Tornò a trovarmi ancora due o tre volte. Ogni volta sentivo la stessa reticenza ad avvicinarla; poi, al momento della sua partenza, sentivo lo stesso terribile sentimento di abbandono ed il desiderio intenso di tenerla vicino a me. Ma non la chiamavo più. Ormai sapevo che i morti chiamano invano, perché i vivi non li sentono. Per tutti ero morto, salvo che per me stesso, solamente con un destino insopportabile. Sapevo adesso che la morte non è un sonno senza fine, un oblio tranquillo. Avrei preferito mille volte che fosse così.

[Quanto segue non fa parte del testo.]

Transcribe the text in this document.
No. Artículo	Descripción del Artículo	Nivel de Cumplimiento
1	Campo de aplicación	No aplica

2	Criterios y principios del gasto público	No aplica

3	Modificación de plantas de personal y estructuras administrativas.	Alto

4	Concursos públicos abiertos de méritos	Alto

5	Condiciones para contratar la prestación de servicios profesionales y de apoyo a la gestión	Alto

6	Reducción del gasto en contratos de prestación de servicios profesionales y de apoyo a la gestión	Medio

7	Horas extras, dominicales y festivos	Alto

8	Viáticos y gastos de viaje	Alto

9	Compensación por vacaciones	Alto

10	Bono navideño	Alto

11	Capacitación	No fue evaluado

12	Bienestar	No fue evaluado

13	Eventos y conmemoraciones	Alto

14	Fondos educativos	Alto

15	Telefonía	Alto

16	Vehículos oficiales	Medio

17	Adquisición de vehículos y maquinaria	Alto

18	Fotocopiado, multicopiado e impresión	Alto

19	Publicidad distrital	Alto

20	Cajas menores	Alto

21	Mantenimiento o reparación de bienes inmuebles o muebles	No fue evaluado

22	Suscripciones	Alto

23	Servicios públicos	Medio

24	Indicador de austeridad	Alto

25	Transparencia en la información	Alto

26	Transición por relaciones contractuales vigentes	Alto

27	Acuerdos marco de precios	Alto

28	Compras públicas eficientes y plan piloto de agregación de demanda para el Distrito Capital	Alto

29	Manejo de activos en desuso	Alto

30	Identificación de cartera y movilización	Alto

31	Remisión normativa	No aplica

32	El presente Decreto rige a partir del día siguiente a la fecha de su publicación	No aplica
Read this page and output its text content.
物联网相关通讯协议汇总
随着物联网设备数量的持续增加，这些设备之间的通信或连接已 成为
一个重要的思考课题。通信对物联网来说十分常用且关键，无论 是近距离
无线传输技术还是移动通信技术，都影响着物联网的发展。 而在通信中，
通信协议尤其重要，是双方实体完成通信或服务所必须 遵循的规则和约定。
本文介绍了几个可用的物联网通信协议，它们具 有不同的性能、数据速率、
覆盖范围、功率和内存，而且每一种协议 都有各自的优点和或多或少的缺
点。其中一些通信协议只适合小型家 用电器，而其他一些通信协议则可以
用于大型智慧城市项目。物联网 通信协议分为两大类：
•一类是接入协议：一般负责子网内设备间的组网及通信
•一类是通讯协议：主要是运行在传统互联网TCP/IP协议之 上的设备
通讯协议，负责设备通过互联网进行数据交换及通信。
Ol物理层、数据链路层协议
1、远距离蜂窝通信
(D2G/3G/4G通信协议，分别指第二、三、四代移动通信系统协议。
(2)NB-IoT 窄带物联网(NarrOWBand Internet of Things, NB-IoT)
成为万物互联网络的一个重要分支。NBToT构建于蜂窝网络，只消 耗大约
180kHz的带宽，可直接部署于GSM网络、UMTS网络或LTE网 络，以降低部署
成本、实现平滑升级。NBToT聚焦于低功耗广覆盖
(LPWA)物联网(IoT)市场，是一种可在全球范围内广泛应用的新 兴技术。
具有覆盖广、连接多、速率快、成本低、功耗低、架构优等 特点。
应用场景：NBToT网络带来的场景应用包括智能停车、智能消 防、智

Nella mia disperazione, pregai perché un tale completo oblio mi fosse accordato, pur sapendo che così non sarebbe stato. L’essere umano è un’anima immortale e, nel bene e nel male, nella salvezza o nella dannazione, vive eternamente. La sua forma terrena si decompone e torna alla polvere, ma lo spirito, che è il vero individuo, non conosce dissoluzione né oblio.

Giorno dopo giorno – perché sentivo il passare del tempo – il mio spirito si risvegliava. Rivedevo gli avvenimenti della mia vita sfilare davanti a me, sempre più chiaramente. All’inizio erano appena distinguibili, poi erano sempre più distinti e più chiari. E piegavo il capo pieno di vergogna e di angoscia, sentendo che era troppo tardi per cancellare anche uno solo di quegli atti.